As a performer performs live, the audience will help create a positive atmosphere for the performance, however recorded performances do not rely on an audience. In live performances there is an exchange of energy that also does not occur in recorded performances. This energy can only occur between a live performer and an audience. Since it is difficult to fully understand the energy taking place while watching or listening to a recorded performance, the viewer/listener will not have the same experience as an audience member that watched that exact same performance live. In addition to the energy, the visual elements of a live performance will impact the experience. Also the body language has a deep visual impact on the message and the experience of the performance. A performance is not about how the act was performed, but rather how the audience perceives it.
Unfortunately, recorded performances are having a large affect on live performances. Currently, people are becoming so used to recorded performances, that performers will try to replicate their recordings during their live performances. In music, many artists have been caught lip-syncing to their own recording in public instead of actually singing. This is a much larger mistake than the small mistakes that might be made during a truthful live performance.
Having recently been to several live performances, I can personally attest that viewing a performance live is more affective then watching it on a TV or listening to it on your iPod. Each time I go to a concert the music always sounds different. The singer’s voice is much more natural, as you hear the heavy breathing in the microphone and the interactions that the performer has with the audience.

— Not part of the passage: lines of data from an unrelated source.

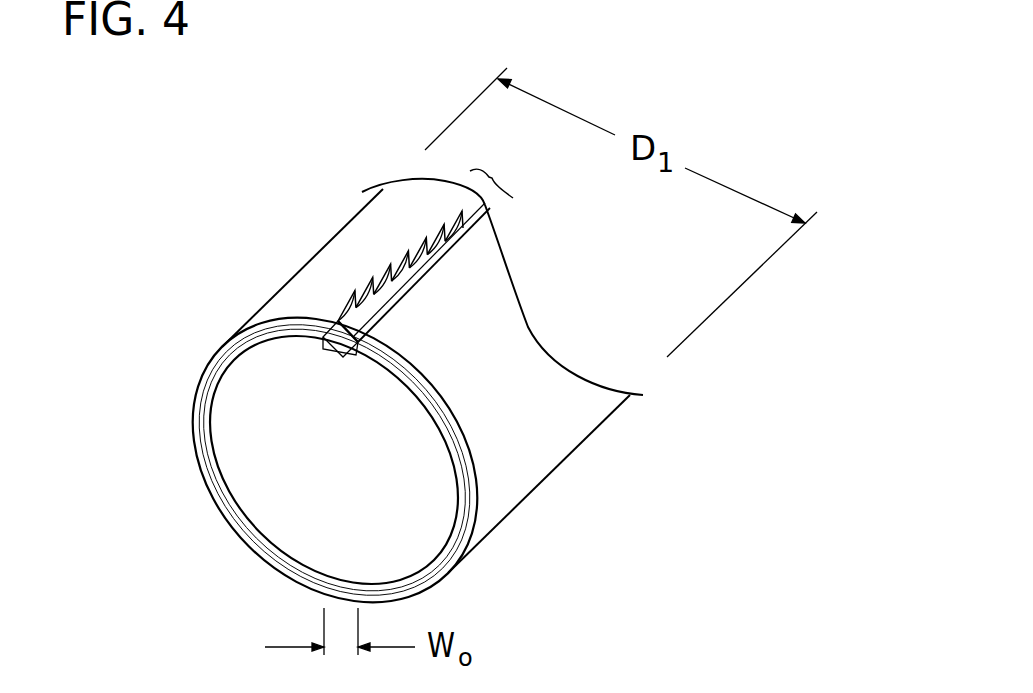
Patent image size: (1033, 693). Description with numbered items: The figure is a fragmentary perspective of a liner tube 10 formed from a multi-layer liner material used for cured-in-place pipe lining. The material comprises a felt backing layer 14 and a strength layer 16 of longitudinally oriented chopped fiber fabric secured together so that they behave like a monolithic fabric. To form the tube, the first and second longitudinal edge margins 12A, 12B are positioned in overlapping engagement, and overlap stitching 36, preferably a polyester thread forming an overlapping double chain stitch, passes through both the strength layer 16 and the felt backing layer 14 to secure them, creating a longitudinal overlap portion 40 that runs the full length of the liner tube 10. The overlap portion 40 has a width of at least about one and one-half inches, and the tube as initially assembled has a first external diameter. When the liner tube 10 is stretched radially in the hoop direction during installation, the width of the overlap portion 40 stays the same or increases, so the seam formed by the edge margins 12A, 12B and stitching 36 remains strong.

The liner tube 10 is at (213, 533).
The first longitudinal edge margin 12A is at (410, 277).
The second longitudinal edge margin 12B is at (336, 352).
The felt backing layer 14 is at (297, 530).
The strength layer 16 is at (332, 270).
The overlap stitching 36 is at (440, 217).
The longitudinal overlap portion 40 is at (494, 170).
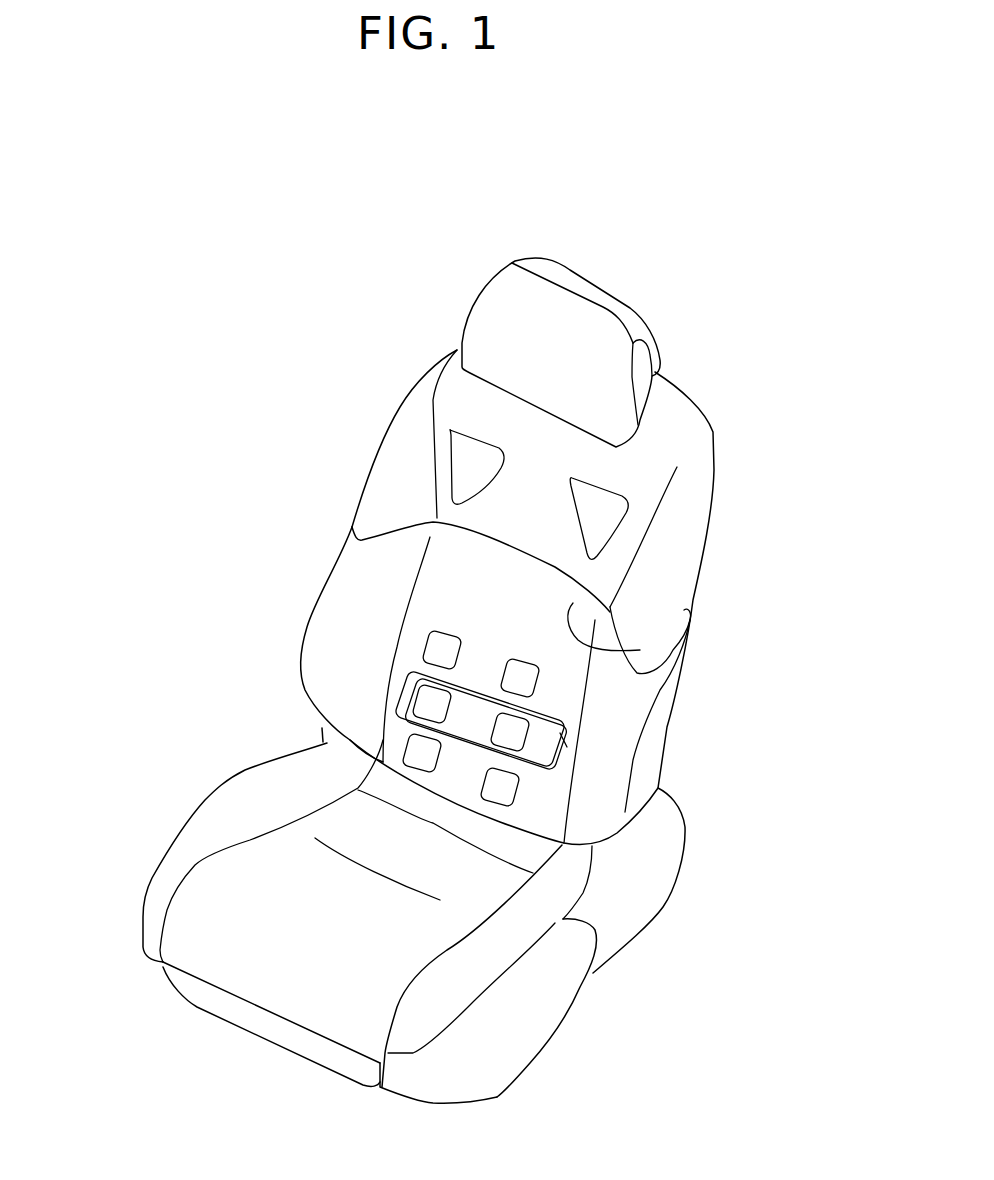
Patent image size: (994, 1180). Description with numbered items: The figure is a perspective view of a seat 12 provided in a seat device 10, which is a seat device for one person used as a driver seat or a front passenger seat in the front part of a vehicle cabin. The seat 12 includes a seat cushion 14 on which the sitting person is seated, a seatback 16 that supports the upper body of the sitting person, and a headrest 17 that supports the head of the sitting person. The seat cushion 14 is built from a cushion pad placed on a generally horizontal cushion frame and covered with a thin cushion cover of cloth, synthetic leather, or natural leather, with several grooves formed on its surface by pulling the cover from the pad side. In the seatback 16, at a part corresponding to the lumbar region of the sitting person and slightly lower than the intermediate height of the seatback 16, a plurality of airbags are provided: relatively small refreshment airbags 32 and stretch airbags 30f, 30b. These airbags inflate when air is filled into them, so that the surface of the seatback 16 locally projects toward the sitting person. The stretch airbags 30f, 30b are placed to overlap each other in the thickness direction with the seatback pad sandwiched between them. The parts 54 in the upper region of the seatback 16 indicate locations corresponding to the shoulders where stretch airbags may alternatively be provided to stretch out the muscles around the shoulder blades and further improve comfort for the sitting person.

This does not occur in recorded music. Although I enjoy listening to music, especially the same music that I just heard live, the recorded music is impractical.
Although there is a joy to listening or watching a recorded performance at home while sitting in your own comfortable space, viewing a live performance provides an entirely different type of comfort. While siting in a theater, a space specifically made for performances, one will experience a series of programs that will ultimately create a relationship. Listening or watching a performance at home will force the viewer to become a “lazy viewer,” because they can sample, skip around, and even turn it off. The experience is different at a live performance; you are not sampling, but rather you taste the entire performance.
As Mark Morris explains the importance of live performances and his experience at church in Seattle, he discusses the “utterly private” experience and “the music that we all shared in the air.” These words are the essence of a live performance. One will not feel this connection when viewing or listening to a recorded performance. Live performances have always and will continue to blow the mind of their audience.